I had a very interesting home life—so interesting in fact that I chose to include large amounts of it in my book: Fighting the Effects of Gravity. I am an only child. Both of my parents are still living. My father is 85 and my mother is 83. Both are now retired. My mother was an educator who went on to start her own after school in 1972 and later opened a pre-school in 1984. My father was the famous one of the family—so famous in fact that my young cousin—when he was about ten years old—said: “uncle James, you’re famous” and began referring to him simply as “famous.” My father was a great athlete who was the first black to play football for the University of Pittsburgh in the mid-forties.

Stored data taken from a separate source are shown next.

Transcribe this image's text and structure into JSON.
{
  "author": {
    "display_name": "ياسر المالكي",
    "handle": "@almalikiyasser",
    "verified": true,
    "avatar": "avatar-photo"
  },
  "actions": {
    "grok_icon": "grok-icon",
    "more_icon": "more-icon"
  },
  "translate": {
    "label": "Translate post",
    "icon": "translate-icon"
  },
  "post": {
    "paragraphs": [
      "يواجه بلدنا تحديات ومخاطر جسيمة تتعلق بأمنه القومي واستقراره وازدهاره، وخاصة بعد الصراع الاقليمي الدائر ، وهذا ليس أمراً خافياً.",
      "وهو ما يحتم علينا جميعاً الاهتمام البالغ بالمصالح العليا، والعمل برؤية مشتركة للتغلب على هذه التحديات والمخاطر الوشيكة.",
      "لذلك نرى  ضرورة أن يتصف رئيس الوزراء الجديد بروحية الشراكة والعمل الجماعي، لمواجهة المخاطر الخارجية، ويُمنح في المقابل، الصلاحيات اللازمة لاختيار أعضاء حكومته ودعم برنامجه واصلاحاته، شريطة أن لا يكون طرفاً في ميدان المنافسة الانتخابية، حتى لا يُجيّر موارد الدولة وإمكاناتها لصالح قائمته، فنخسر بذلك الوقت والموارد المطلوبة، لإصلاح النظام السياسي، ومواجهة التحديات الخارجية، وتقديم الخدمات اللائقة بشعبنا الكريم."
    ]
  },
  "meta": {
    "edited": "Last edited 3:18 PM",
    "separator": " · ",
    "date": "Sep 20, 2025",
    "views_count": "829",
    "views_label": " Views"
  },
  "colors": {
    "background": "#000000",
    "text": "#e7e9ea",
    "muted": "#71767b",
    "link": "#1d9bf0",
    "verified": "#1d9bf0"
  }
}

He went on to become a Presbyterian minister who was very active in the Civil Rights Movement in Pittsburgh the 60’s. He met Martin Luther King at one point who—when he ran in to him again—didn’t call him famous like my young cousin did—but did refer to him as “Pittsburgh.” My parents opened a charter school on the northside of Pittsburgh ten years ago for grades K-8 which will solidify their legacy.

When I began writing Death of a Shrinking Violet, I got away from the memoir style and ended up writing 13 separate essays about different topics which had always caught my fancy or struck me as noteworthy. All of my essays are humorous. My essays usually start with a germ of material or a topic. In Death of a Shrinking Violet for instance, I got the idea to write an essay about Sam’s Club after dozens of visits to the stores. After giving some thought to the idea, sitting down and sketching it up (doing some brainstorming with pencil and paper in hand). Very little research is usually required; my experience is all I need.

In the essay, “Where’s your Coat?” I realized that it really bugged me that some people didn’t where coats even in bitter cold weather. What’s the problem with these people? How can you wear a t-shirt in the winter? People never did this when I was young. Is this some sort of new phenomenon? It didn’t take long to realize that there was a wealth of humor and oddities in our daily lives and that we can all laugh at one another.